We have developed and benchmarked a technique for a probabilistic hyperbolic matrix factorization and applied it to predict drug-target interactions. We demonstrate that the Lorentzian model of hyperbolic space allows for a closed form expression of the key transformations and techniques required for latent space dimensionality reduction. Our method builds upon recent advances in the development of probabilistic models and numerical optimization in hyperbolic space to learn an optimal embedding and to compute the probabilities of drug-target interactions. Our benchmarking tests demonstrate a significant increase in accuracy and a drastic reduction in latent space dimensionality of hyperbolic embedding compared to Euclidean embedding. These findings reaffirm the negative curvature of the native biological space.

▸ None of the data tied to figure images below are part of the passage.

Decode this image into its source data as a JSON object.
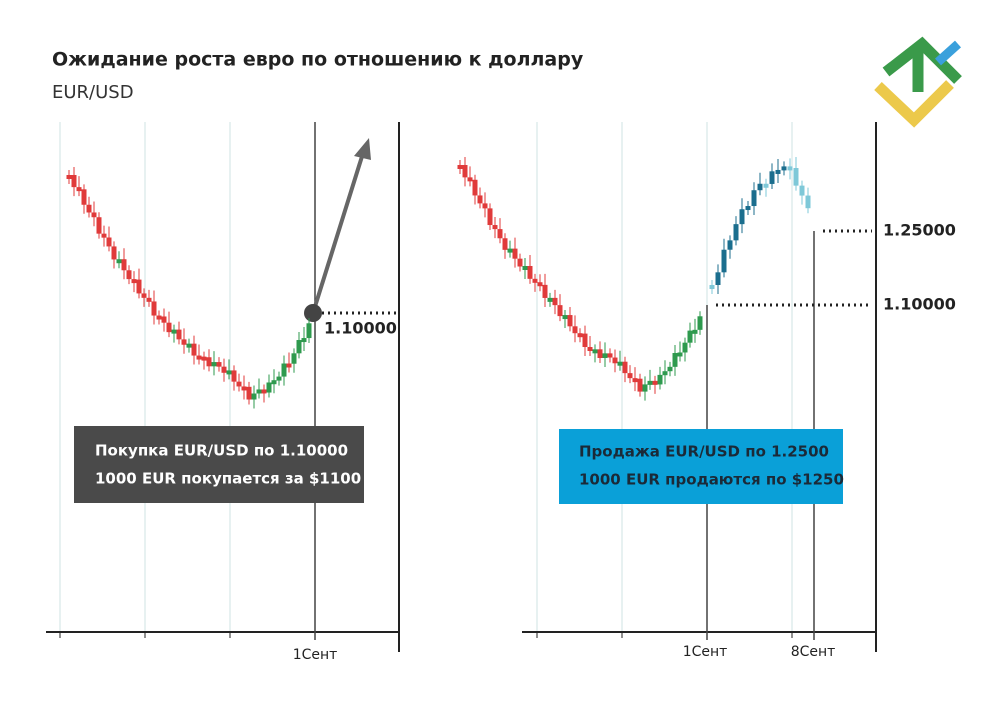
{
  "header": {
    "title": "Ожидание роста евро по отношению к доллару",
    "subtitle": "EUR/USD"
  },
  "panels": [
    {
      "price_labels": [
        "1.10000"
      ],
      "x_labels": [
        "1Сент"
      ],
      "box": {
        "lines": [
          "Покупка EUR/USD по 1.10000",
          "1000 EUR покупается за $1100"
        ]
      }
    },
    {
      "price_labels": [
        "1.25000",
        "1.10000"
      ],
      "x_labels": [
        "1Сент",
        "8Сент"
      ],
      "box": {
        "lines": [
          "Продажа EUR/USD по 1.2500",
          "1000 EUR продаются по $1250"
        ]
      }
    }
  ]
}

Although a (bipartite drug-target) hyperbolic network embedding arises as a byproduct of hyperbolic matrix factorization, our focus is on prioritizing targets for a given drug (and vice versa). To better assisting structure-based drug discovery, DTI prediction methods focus more on identifying a handful of targets with strong binding affinities and much less on prioritizing many remaining targets with weak interactions (this also explains why the AUPR-like metrics are preferred in computational systems biology). To achieve this goal, DTI prediction methods are willing to distort the network structure away from the immediate neighbors of each drug in order to better model the network in the vicinities of drugs. In our methods, the distortion occurs each time a weighted profile is constructed to address the cold-start problem.

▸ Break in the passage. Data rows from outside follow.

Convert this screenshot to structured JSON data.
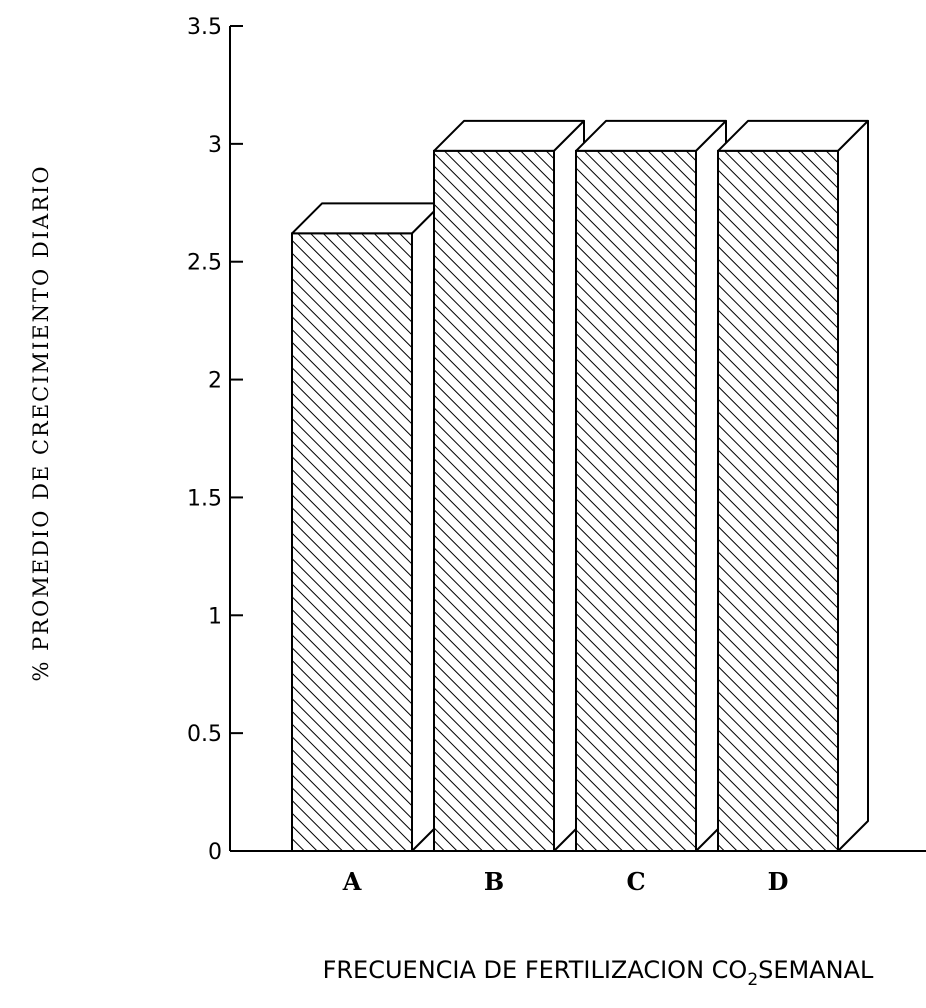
{
  "chart_data": {
    "type": "bar",
    "categories": [
      "A",
      "B",
      "C",
      "D"
    ],
    "values": [
      2.62,
      2.97,
      2.97,
      2.97
    ],
    "ylim": [
      0,
      3.5
    ],
    "yticks": [
      {
        "value": 0,
        "label": "0"
      },
      {
        "value": 0.5,
        "label": "0.5"
      },
      {
        "value": 1,
        "label": "1"
      },
      {
        "value": 1.5,
        "label": "1.5"
      },
      {
        "value": 2,
        "label": "2"
      },
      {
        "value": 2.5,
        "label": "2.5"
      },
      {
        "value": 3,
        "label": "3"
      },
      {
        "value": 3.5,
        "label": "3.5"
      }
    ],
    "ylabel": "% PROMEDIO DE CRECIMIENTO DIARIO",
    "xlabel_parts": {
      "before": "FRECUENCIA DE FERTILIZACION CO",
      "subscript": "2",
      "after": "SEMANAL"
    },
    "grid": false,
    "legend": "none",
    "style": "3d-hatched-bars"
  }
}
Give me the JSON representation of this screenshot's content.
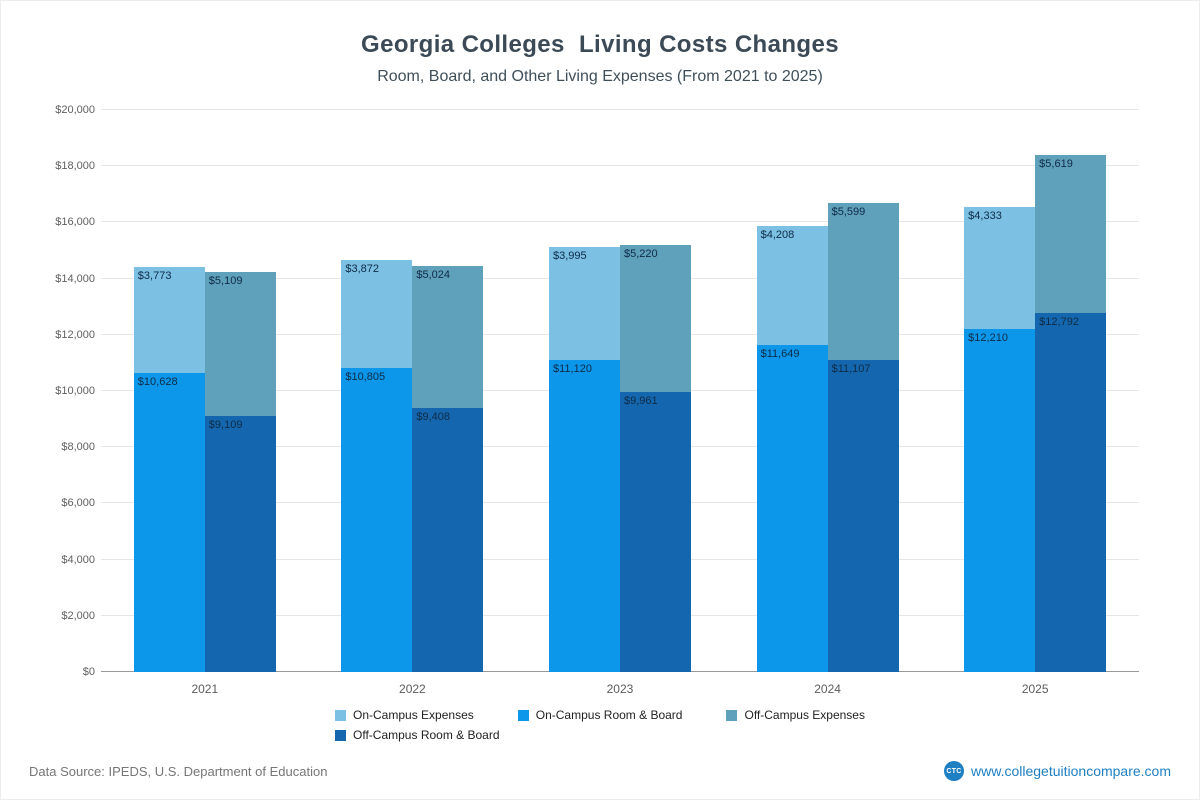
{
  "chart_data": {
    "type": "bar",
    "variant": "stacked-grouped",
    "title": "Georgia Colleges  Living Costs Changes",
    "subtitle": "Room, Board, and Other Living Expenses (From 2021 to 2025)",
    "categories": [
      "2021",
      "2022",
      "2023",
      "2024",
      "2025"
    ],
    "ylim": [
      0,
      20000
    ],
    "grid": true,
    "y_ticks": [
      {
        "value": 0,
        "label": "$0"
      },
      {
        "value": 2000,
        "label": "$2,000"
      },
      {
        "value": 4000,
        "label": "$4,000"
      },
      {
        "value": 6000,
        "label": "$6,000"
      },
      {
        "value": 8000,
        "label": "$8,000"
      },
      {
        "value": 10000,
        "label": "$10,000"
      },
      {
        "value": 12000,
        "label": "$12,000"
      },
      {
        "value": 14000,
        "label": "$14,000"
      },
      {
        "value": 16000,
        "label": "$16,000"
      },
      {
        "value": 18000,
        "label": "$18,000"
      },
      {
        "value": 20000,
        "label": "$20,000"
      }
    ],
    "series": [
      {
        "key": "on_rb",
        "name": "On-Campus Room & Board",
        "color": "#0c97ea",
        "values": [
          10628,
          10805,
          11120,
          11649,
          12210
        ]
      },
      {
        "key": "on_exp",
        "name": "On-Campus Expenses",
        "color": "#7cc0e4",
        "values": [
          3773,
          3872,
          3995,
          4208,
          4333
        ]
      },
      {
        "key": "off_rb",
        "name": "Off-Campus Room & Board",
        "color": "#1467ae",
        "values": [
          9109,
          9408,
          9961,
          11107,
          12792
        ]
      },
      {
        "key": "off_exp",
        "name": "Off-Campus Expenses",
        "color": "#5fa0ba",
        "values": [
          5109,
          5024,
          5220,
          5599,
          5619
        ]
      }
    ],
    "bars": [
      {
        "name": "on-campus-bar",
        "segments": [
          "on_rb",
          "on_exp"
        ]
      },
      {
        "name": "off-campus-bar",
        "segments": [
          "off_rb",
          "off_exp"
        ]
      }
    ],
    "legend_rows": [
      [
        "on_exp",
        "on_rb",
        "off_exp"
      ],
      [
        "off_rb"
      ]
    ],
    "legend_position": "bottom"
  },
  "footer": {
    "data_source": "Data Source: IPEDS, U.S. Department of Education",
    "logo_text": "CTC",
    "website": "www.collegetuitioncompare.com"
  }
}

There are several aspects of hyperbolic matrix factorization that this study has not explored in detail, including optimal procedure for gradient descent in hyperbolic space. In contrast to decades of research on Euclidean numerical analysis techniques, the methods for numerical optimization in the hyperbolic space are few and far between. The main difficulty is the numerical instability of the hyperbolic gradient descent in vicinity of cliffs57. In this study, we applied a simple heuristic intervention to combat the explosion in the magnitude of the hyperbolic gradient. For our optimization method to converge to a local minimum, we carried out three iterations of the gradient descent procedure, lowering the learning rate on the fly and clipping the gradient if necessary. We believe that further research in this area will add significant value to hyperbolic embedding and inference methods.

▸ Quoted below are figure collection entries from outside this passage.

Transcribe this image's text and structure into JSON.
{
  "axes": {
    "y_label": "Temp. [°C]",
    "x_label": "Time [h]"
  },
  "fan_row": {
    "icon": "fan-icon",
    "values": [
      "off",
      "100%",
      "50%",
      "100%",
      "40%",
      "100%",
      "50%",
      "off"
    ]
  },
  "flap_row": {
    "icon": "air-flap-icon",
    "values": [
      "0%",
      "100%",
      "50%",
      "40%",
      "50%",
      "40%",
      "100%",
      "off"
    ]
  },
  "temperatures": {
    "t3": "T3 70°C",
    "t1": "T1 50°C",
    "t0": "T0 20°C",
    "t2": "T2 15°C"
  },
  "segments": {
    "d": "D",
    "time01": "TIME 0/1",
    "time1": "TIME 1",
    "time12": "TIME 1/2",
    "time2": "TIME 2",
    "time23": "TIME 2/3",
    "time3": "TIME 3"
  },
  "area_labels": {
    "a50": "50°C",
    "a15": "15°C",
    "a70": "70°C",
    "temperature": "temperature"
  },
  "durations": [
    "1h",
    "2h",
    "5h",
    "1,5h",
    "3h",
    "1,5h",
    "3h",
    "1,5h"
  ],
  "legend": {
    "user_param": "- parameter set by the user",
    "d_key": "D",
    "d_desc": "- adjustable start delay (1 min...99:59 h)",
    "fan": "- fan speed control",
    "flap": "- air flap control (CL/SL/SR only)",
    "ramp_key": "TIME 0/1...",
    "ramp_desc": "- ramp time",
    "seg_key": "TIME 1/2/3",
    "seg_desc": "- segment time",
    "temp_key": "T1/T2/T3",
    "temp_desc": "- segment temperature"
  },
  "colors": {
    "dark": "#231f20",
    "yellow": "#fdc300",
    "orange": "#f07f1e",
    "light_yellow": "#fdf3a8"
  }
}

Our model uses the same hyperbolic space to represent both drugs and proteins. This widely used approach58,59,60 is applied in our study due to simplicity of algorithm design and the fact that heterogeneous networks are shown to have a metric structure with an effective hyperbolic geometry underneath61. However, alternative approaches are also worthwhile considering. Viewing biomedical entities (in our case drugs and proteins) as objects residing in spaces of different dimension and curvature, the bipartite graph of their relationships can be realized in the hyperbolic product space62. Finding the proper dimension and the curvature of the space that underlines each biological domain is expected to result in a more accurate latent representation and, in turn, more accurate relationship prediction.